Two years earlier, in August 1969, the then British Labour government had sent in troops to Northern Ireland to ‘restore law and order’. The troops failed to quell Catholic resistance. The Tory government’s answer was to inflict even more repression. At 4am on 9 August thousands of troops swamped Catholic areas.

The troops smashed down doors, threatened men, women and children at gunpoint, and dragged 342 men to prison. ‘Every man arrested was either a terrorist or a member of the IRA,’ declared Brian Faulkner, Northern Ireland’s prime minister, hours later. In fact hardly any IRA members were picked up-most had fled before the raids took place.

Instead the army rounded up leaders of the non-violent civil rights movement, socialists, trade unionists and ordinary Catholics. Those arrested included men in their 60s and 70s. The army even went to arrest one man who had been dead for four years.

Not a single Loyalist was picked up. Yet Loyalists had been responsible for most of the killings, mainly of innocent Catholics, since the mid-1960s. The men were incarcerated in army barracks where, although not charged with any crime, they faced vicious beatings and torture. Many were forced to run barefoot over barbed wire and broken glass while soldiers clubbed their ankles.

TWELVE MEN men were secretly taken away and subjected to a grotesque experiment in ‘sensory deprivation techniques’. They included Paddy Joe McClean, a teacher of children with learning difficulties.

He described what happened to him: ‘A hood was pulled over my head, and I was handcuffed and subjected to verbal and personal abuse, which included the threat of being dropped from a helicopter while it was in the air.
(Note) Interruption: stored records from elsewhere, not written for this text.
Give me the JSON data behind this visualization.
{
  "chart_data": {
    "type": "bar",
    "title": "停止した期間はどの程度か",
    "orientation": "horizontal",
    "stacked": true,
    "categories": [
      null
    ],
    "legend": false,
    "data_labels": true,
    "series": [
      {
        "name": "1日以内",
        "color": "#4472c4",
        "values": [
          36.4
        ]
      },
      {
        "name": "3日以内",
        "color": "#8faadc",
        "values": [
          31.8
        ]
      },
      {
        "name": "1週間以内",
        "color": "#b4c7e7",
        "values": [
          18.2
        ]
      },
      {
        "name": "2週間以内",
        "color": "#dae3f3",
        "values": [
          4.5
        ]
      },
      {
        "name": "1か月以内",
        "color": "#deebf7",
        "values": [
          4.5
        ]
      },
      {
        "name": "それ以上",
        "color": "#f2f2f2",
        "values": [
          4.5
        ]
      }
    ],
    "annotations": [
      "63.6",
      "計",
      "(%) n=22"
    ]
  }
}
Later I was made to stand with my feet wide apart with my hands pressed against a wall. I could hear a low droning noise like an electric saw. I collapsed several times only to be beaten and pulled to my feet again, and once more pushed, spreadeagled against the wall. Food, water, the opportunity to relieve my bowels were denied me. I had to urinate and defecate in my suit.’
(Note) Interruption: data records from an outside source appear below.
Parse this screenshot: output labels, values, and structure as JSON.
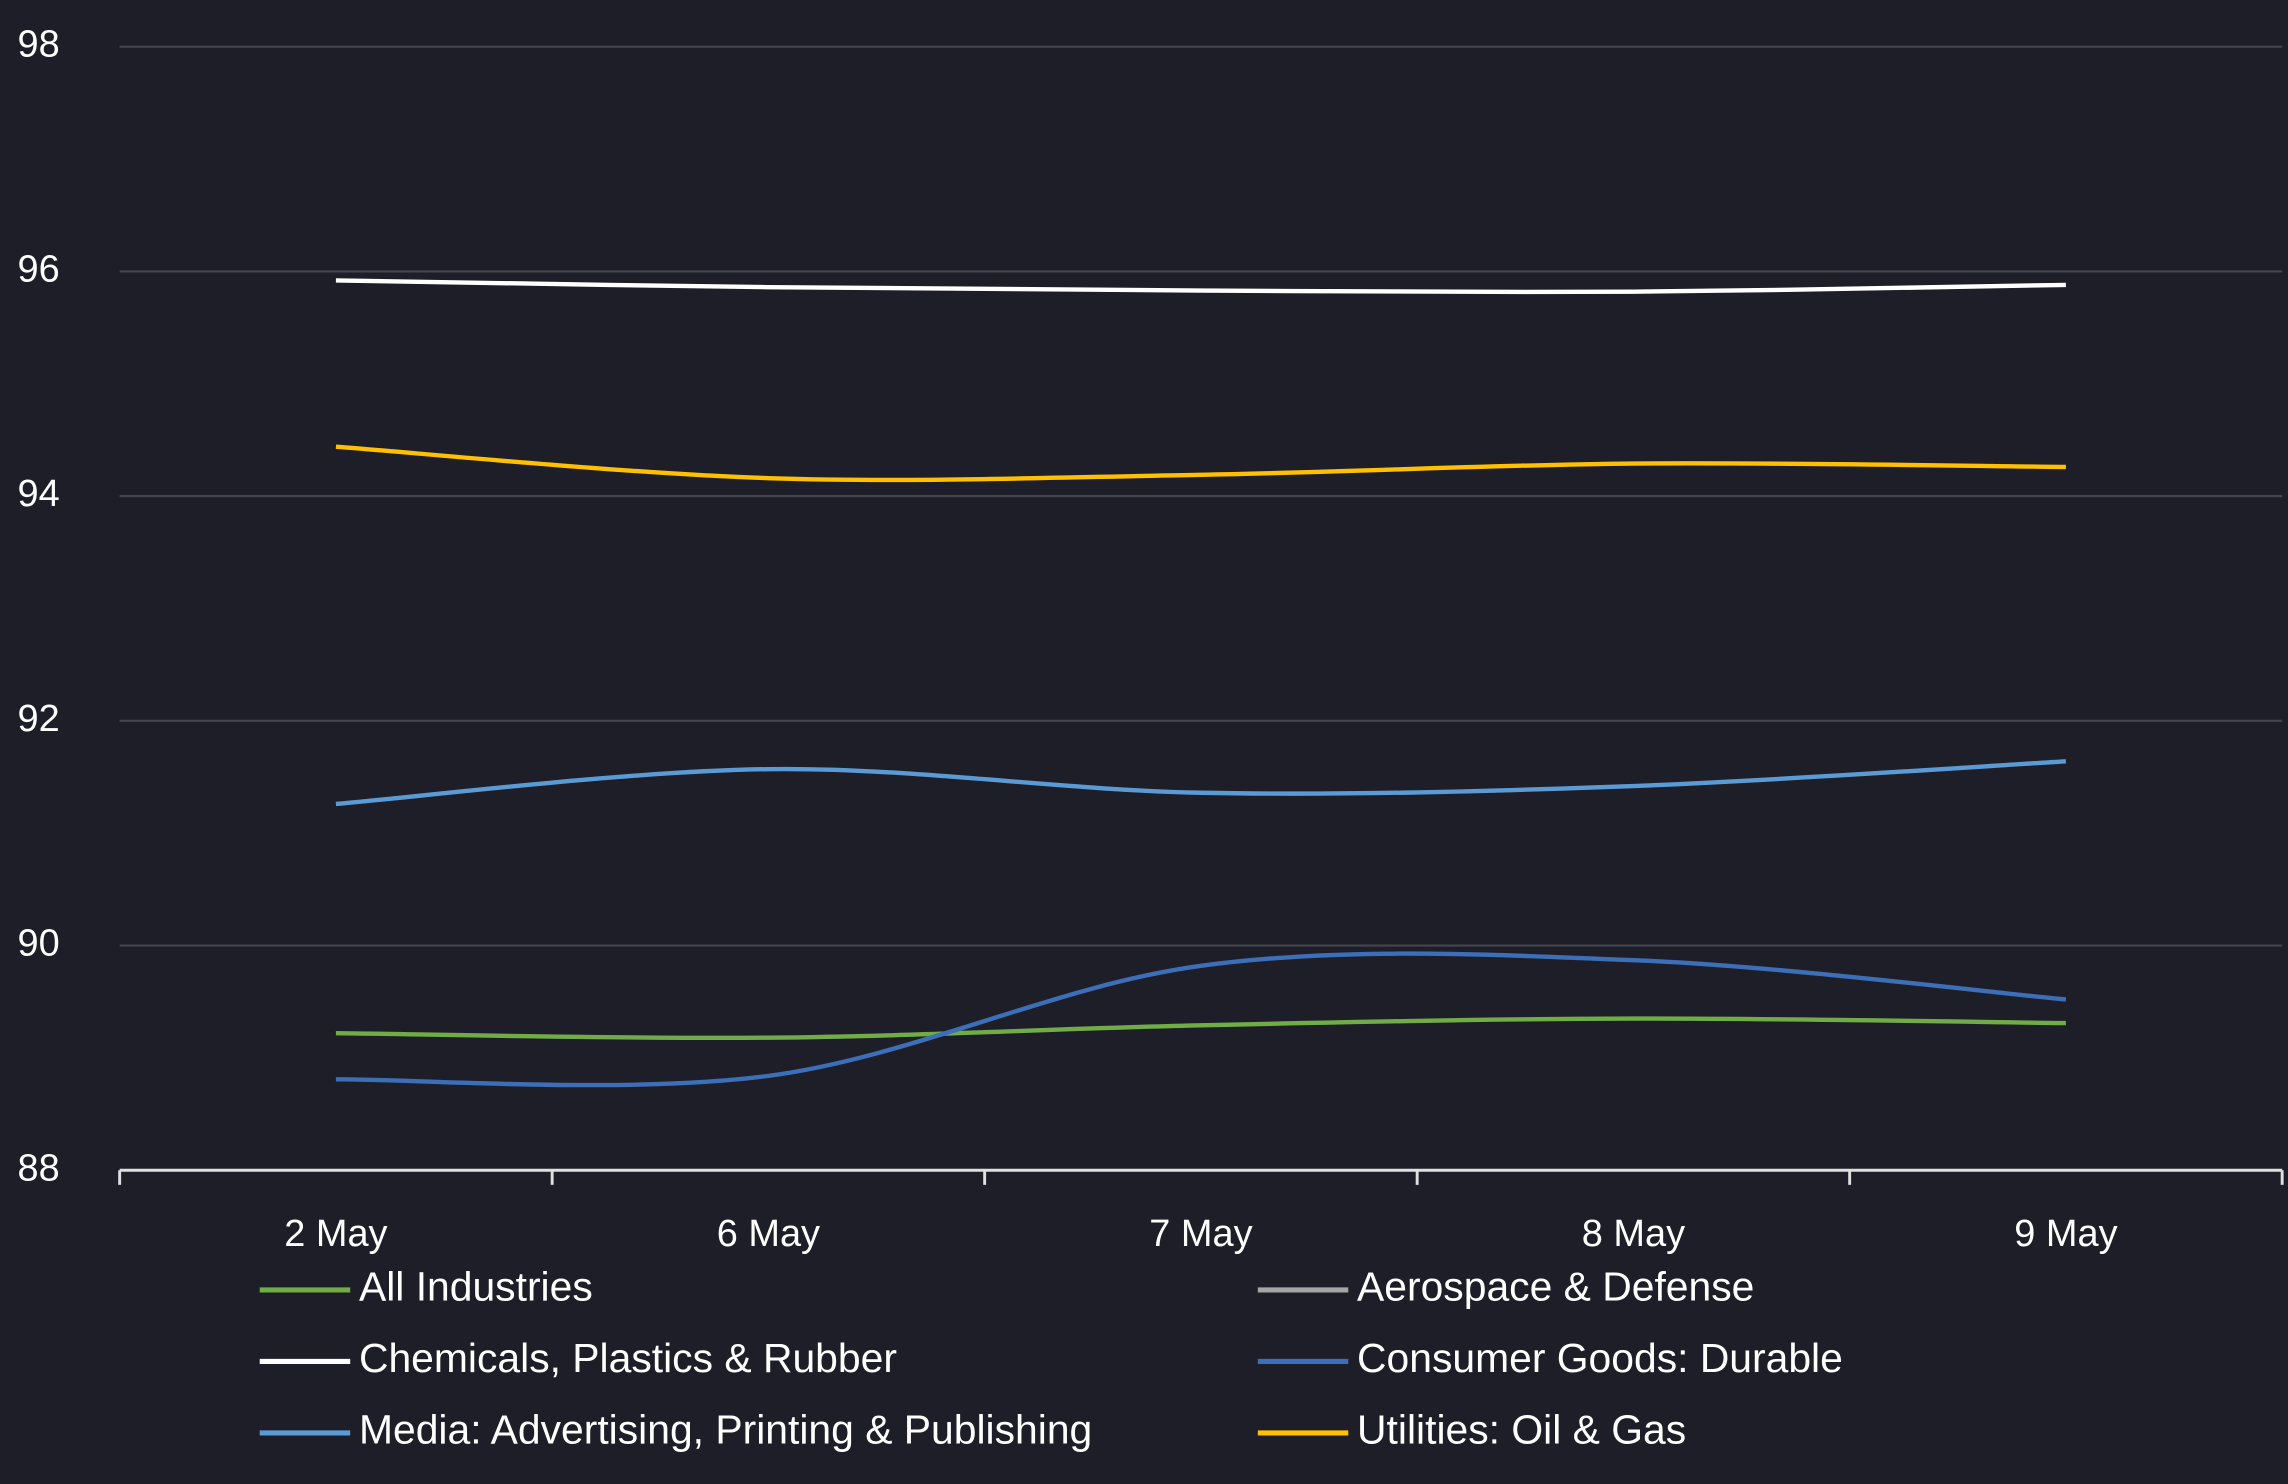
{
  "chart_data": {
    "type": "line",
    "categories": [
      "2 May",
      "6 May",
      "7 May",
      "8 May",
      "9 May"
    ],
    "ylim": [
      88,
      98
    ],
    "yticks": [
      88,
      90,
      92,
      94,
      96,
      98
    ],
    "grid": true,
    "smooth": true,
    "legend": "bottom",
    "series": [
      {
        "name": "All Industries",
        "color": "#70ad47",
        "values": [
          89.22,
          89.18,
          89.29,
          89.35,
          89.31
        ]
      },
      {
        "name": "Aerospace & Defense",
        "color": "#a5a5a5",
        "values": [
          null,
          null,
          null,
          null,
          null
        ]
      },
      {
        "name": "Chemicals, Plastics & Rubber",
        "color": "#ffffff",
        "values": [
          95.92,
          95.86,
          95.83,
          95.82,
          95.88
        ]
      },
      {
        "name": "Consumer Goods: Durable",
        "color": "#3d6fb8",
        "values": [
          88.81,
          88.84,
          89.82,
          89.87,
          89.52
        ]
      },
      {
        "name": "Media: Advertising, Printing & Publishing",
        "color": "#5b9bd5",
        "values": [
          91.26,
          91.57,
          91.36,
          91.42,
          91.64
        ]
      },
      {
        "name": "Utilities: Oil & Gas",
        "color": "#ffc000",
        "values": [
          94.44,
          94.16,
          94.19,
          94.29,
          94.26
        ]
      }
    ]
  }
}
He was kept like this for six days. Amnesty International accused the British government of torture. The European Court of Human Rights found the British government guilty of ‘inhuman and degrading treatment’.

There was mass resistance to internment. Within minutes of the first internment raids hundreds of women came out on the streets to rattle bin lids. Young people built barricades and fought to keep British troops out of Catholic areas.
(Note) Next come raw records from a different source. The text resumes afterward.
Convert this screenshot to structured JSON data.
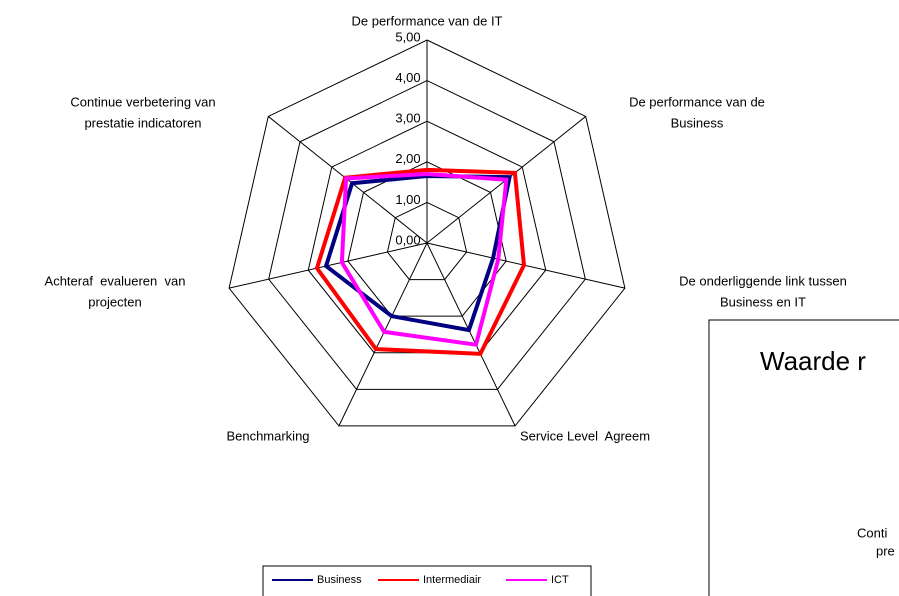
{
  "chart_data": {
    "type": "radar",
    "categories": [
      [
        "De performance van de IT"
      ],
      [
        "De performance van de",
        "Business"
      ],
      [
        "De onderliggende link tussen",
        "Business en IT"
      ],
      [
        "Service Level  Agreem"
      ],
      [
        "Benchmarking"
      ],
      [
        "Achteraf  evalueren  van",
        "projecten"
      ],
      [
        "Continue verbetering van",
        "prestatie indicatoren"
      ]
    ],
    "series": [
      {
        "name": "Business",
        "color": "#000080",
        "values": [
          1.65,
          2.6,
          1.67,
          2.38,
          2.0,
          2.55,
          2.36
        ]
      },
      {
        "name": "Intermediair",
        "color": "#ff0000",
        "values": [
          1.8,
          2.77,
          2.45,
          3.03,
          2.9,
          2.78,
          2.58
        ]
      },
      {
        "name": "ICT",
        "color": "#ff00ff",
        "values": [
          1.7,
          2.5,
          1.8,
          2.78,
          2.43,
          2.15,
          2.55
        ]
      }
    ],
    "rlim": [
      0,
      5
    ],
    "rticks": [
      {
        "value": 0,
        "label": "0,00"
      },
      {
        "value": 1,
        "label": "1,00"
      },
      {
        "value": 2,
        "label": "2,00"
      },
      {
        "value": 3,
        "label": "3,00"
      },
      {
        "value": 4,
        "label": "4,00"
      },
      {
        "value": 5,
        "label": "5,00"
      }
    ],
    "legend": "bottom"
  },
  "second_chart": {
    "title": "Waarde r",
    "labels": [
      "Conti",
      "pre"
    ]
  }
}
In the 48 hours after the first dawn raids the British army shot and killed ten civilians. The victims included a priest, Father Hugh Mullan, who was gunned down by the army as he was giving the last rites to a wounded man. Thousands of working class Catholics were forced out of their own homes and ended up living in squalid refugee camps in Southern Ireland.

THE NORTHERN Ireland government introduced a year-long ban on demonstrations. But that didn’t stop protests. In Derry over 8,000 workers struck for 24 hours against internment. Even respectable figures, like John Hume of the SDLP, joined in the revolt. Some 130 councillors resigned from their seats.

Up to 30,000 households joined a rent and rates strike against internment. A group of trade unionists in Tyrone organised a march against internment on Christmas Day.

Some 4,000 people joined the march, which was viciously attacked by the RUC police. The height of the resistance was organised on 30 January 1972 in Derry, where thousands gathered for a peaceful march against internment.

The British government ordered the Parachute Regiment to shoot down unarmed demonstrators. They killed 14 people on what became known as Bloody Sunday. Far from crushing the IRA, internment and Bloody Sunday swelled its ranks, as Catholics saw the IRA as the only way to defend their lives and communities. The British government finally ended internment in December 1975.

But British repression, including a shoot to kill policy and collusion with Loyalist paramilitaries, continued to fuel the violence, repression and injustice that remain today.